Fernandez: Trade is Key to Economic Recovery
Assistant Secretary of State for Economic and Business Affairs talks free trade.
by Bertha Velasquez
Jose W. Fernandez, assistant secretary of State for Economic and Business Affairs was in Denver last Thursday to serve as the keynote speaker at the World Trade Day 2012 Conference. La Voz had the opportunity to talk with him about free trade and its affect on the U.S. economy.
"I was very impressed with the level of commitment to foreign trade and the interest of the Denver community that attended the event," Fernandez said. He also expressed his "great appreciation for the Spanish heritage in Colorado — it's a fascinating state."
"You know, Colorado exported more than 7 billion dollars of net goods," he said speaking about Colorado's agriculture trade.
Fernandez insisted that trade is a valuable point when it comes to improving the state of the economy not only at the state level, but nationally. "We believe exports can be a powerful tool to create jobs...this is a critical piece in economic recovery."
La Voz spoke with the assistant secretary about Colorado's agriculture exports. Recently, Colorado Gov. John Hickenlooper and Agriculture Commissioner John Salazar led a trade delegation to Mexico to discuss greater agriculture exports from Colorado to Mexico.
"Well, agriculture is one of the brightest parts of the export picture," Fernandez said.
The U.S. takes part in several free trade agreements one of which is the Colombia free trade agreement, which was implemented on May 15. Fernandez said this type of agreement "liberalizes agriculture products and basically called for all agriculture products to be duty free in a certain period [of time]."
Fernandez also spoke about the South Korea free trade agreement, which he said exports became 80 percent duty free, this past March 15, when it took effect. "That FTA basically eliminated or phased out tariffs from Korea, exports to the U.S. by value."
Both the Korea FTA and Columbia FTA, he said, will help to increase U.S. agriculture exports. "Almost two thirds by value of our exports to Korea will become duty free as a result of the FTA," he said.

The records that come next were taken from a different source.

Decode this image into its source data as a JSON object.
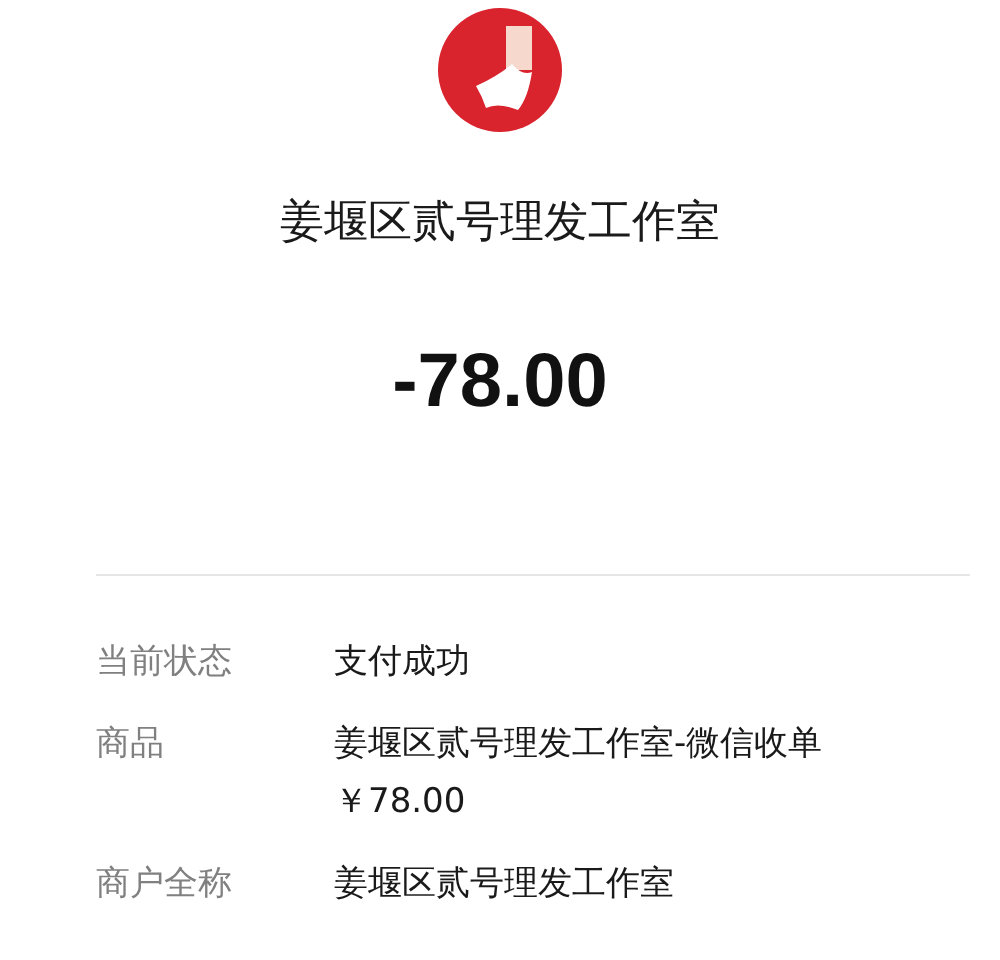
{
  "merchant": {
    "name": "姜堰区贰号理发工作室"
  },
  "amount": "-78.00",
  "details": [
    {
      "label": "当前状态",
      "lines": [
        "支付成功"
      ]
    },
    {
      "label": "商品",
      "lines": [
        "姜堰区贰号理发工作室-微信收单",
        "￥78.00"
      ]
    },
    {
      "label": "商户全称",
      "lines": [
        "姜堰区贰号理发工作室"
      ]
    }
  ]
}
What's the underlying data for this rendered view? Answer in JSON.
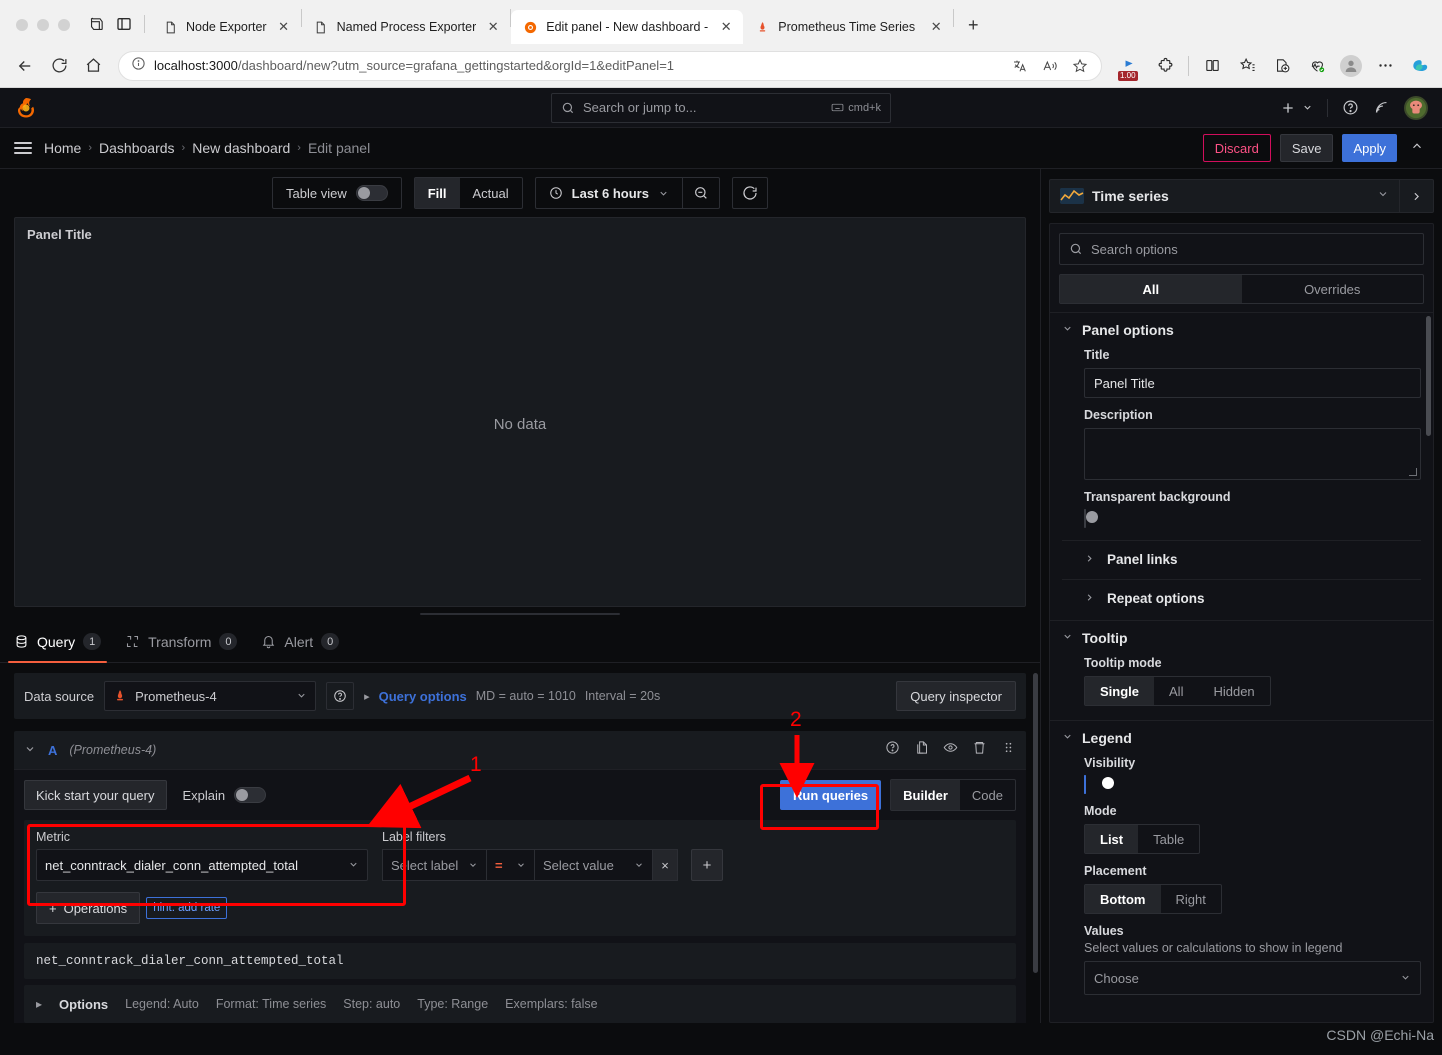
{
  "browser": {
    "tabs": [
      {
        "title": "Node Exporter",
        "favicon": "page-icon",
        "active": false
      },
      {
        "title": "Named Process Exporter",
        "favicon": "page-icon",
        "active": false
      },
      {
        "title": "Edit panel - New dashboard - D",
        "favicon": "grafana-icon",
        "active": true
      },
      {
        "title": "Prometheus Time Series Collec",
        "favicon": "prometheus-icon",
        "active": false
      }
    ],
    "new_tab_label": "+",
    "url_host": "localhost:3000",
    "url_path": "/dashboard/new?utm_source=grafana_gettingstarted&orgId=1&editPanel=1",
    "zoom_badge": "1.00"
  },
  "topnav": {
    "search_placeholder": "Search or jump to...",
    "search_shortcut": "cmd+k"
  },
  "breadcrumb": {
    "items": [
      "Home",
      "Dashboards",
      "New dashboard",
      "Edit panel"
    ],
    "separator": "›",
    "discard_label": "Discard",
    "save_label": "Save",
    "apply_label": "Apply"
  },
  "viz_toolbar": {
    "table_view_label": "Table view",
    "table_view_on": false,
    "fill_label": "Fill",
    "actual_label": "Actual",
    "fill_selected": true,
    "time_range": "Last 6 hours"
  },
  "panel": {
    "title": "Panel Title",
    "no_data": "No data"
  },
  "query_tabs": [
    {
      "label": "Query",
      "count": "1",
      "icon": "database-icon",
      "active": true
    },
    {
      "label": "Transform",
      "count": "0",
      "icon": "transform-icon",
      "active": false
    },
    {
      "label": "Alert",
      "count": "0",
      "icon": "bell-icon",
      "active": false
    }
  ],
  "datasource_row": {
    "label": "Data source",
    "value": "Prometheus-4",
    "query_options_label": "Query options",
    "md_text": "MD = auto = 1010",
    "interval_text": "Interval = 20s",
    "query_inspector_label": "Query inspector"
  },
  "query_row": {
    "ref_id": "A",
    "datasource_note": "(Prometheus-4)",
    "kick_start_label": "Kick start your query",
    "explain_label": "Explain",
    "explain_on": false,
    "run_queries_label": "Run queries",
    "builder_label": "Builder",
    "code_label": "Code",
    "builder_selected": true,
    "metric_label": "Metric",
    "metric_value": "net_conntrack_dialer_conn_attempted_total",
    "label_filters_label": "Label filters",
    "select_label_placeholder": "Select label",
    "operator": "=",
    "select_value_placeholder": "Select value",
    "remove_filter_label": "×",
    "add_filter_label": "+",
    "operations_label": "Operations",
    "operations_plus": "+",
    "hint_label": "hint: add rate",
    "raw_query": "net_conntrack_dialer_conn_attempted_total",
    "options_label": "Options",
    "options_meta": [
      "Legend: Auto",
      "Format: Time series",
      "Step: auto",
      "Type: Range",
      "Exemplars: false"
    ]
  },
  "options_pane": {
    "viz_name": "Time series",
    "search_placeholder": "Search options",
    "tab_all": "All",
    "tab_overrides": "Overrides",
    "all_selected": true,
    "sections": {
      "panel_options": {
        "title": "Panel options",
        "title_label": "Title",
        "title_value": "Panel Title",
        "description_label": "Description",
        "description_value": "",
        "transparent_label": "Transparent background",
        "transparent_on": false,
        "panel_links_label": "Panel links",
        "repeat_options_label": "Repeat options"
      },
      "tooltip": {
        "title": "Tooltip",
        "mode_label": "Tooltip mode",
        "mode_options": [
          "Single",
          "All",
          "Hidden"
        ],
        "mode_selected": "Single"
      },
      "legend": {
        "title": "Legend",
        "visibility_label": "Visibility",
        "visibility_on": true,
        "mode_label": "Mode",
        "mode_options": [
          "List",
          "Table"
        ],
        "mode_selected": "List",
        "placement_label": "Placement",
        "placement_options": [
          "Bottom",
          "Right"
        ],
        "placement_selected": "Bottom",
        "values_label": "Values",
        "values_sub": "Select values or calculations to show in legend",
        "values_placeholder": "Choose"
      }
    }
  },
  "annotations": [
    {
      "id": "1",
      "number": "1"
    },
    {
      "id": "2",
      "number": "2"
    }
  ],
  "watermark": "CSDN @Echi-Na",
  "colors": {
    "accent_blue": "#3d71d9",
    "accent_orange": "#f55f3e",
    "danger_pink": "#d10e5c",
    "annotation_red": "#ff0000",
    "panel_bg": "#181b1f",
    "app_bg": "#0b0c0e"
  }
}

The North American Free Trade Agreement (NAFTA) is an agreement among Canada, Mexico and the United States, which has removed or reduced trade restrictions. Arguments in favor and against the agreement have been evident since before it was officially implemented in 1994. Critics point to levels of Gross Domestic Product (GDP) and impact on workers rights.
"We believe that NAFTA has been a great success. You look at the level of trade between these two nations (Mexico and the U.S.) and its increased tremendously for both," Fernandez said.
In April, Fernandez traveled to Libya on a trade mission. "We opened the doors for a number of our companies; we think we helped them open the door so to speak," he said.
Fernandez reflected on his first trip to Libya in 2010 prior to the revolution. He noted the absence of U.S. companies in the country and the presence of many others from the international community.
"If we are able to get our companies in Libya," then the U.S. and Libya can build and strengthen their relationship he said.
La Voz asked Fernandez, who is originally from Cuba, what has been most rewarding for him in his current position. "This has been a dream come true," he said. He said that because of his position, he is able to help developing countries throughout the world, or as he put it, "helping out our own people."
Fernandez was nominated to his current position by President Barack Obama and was later sworn in 2009. He has been honored because of his financial prowess many times and is considered one of the top attorneys in finance. Fernandez obtained his bachelor's degree from Dartmouth College and earned his J.D. from Columbia University School of Law.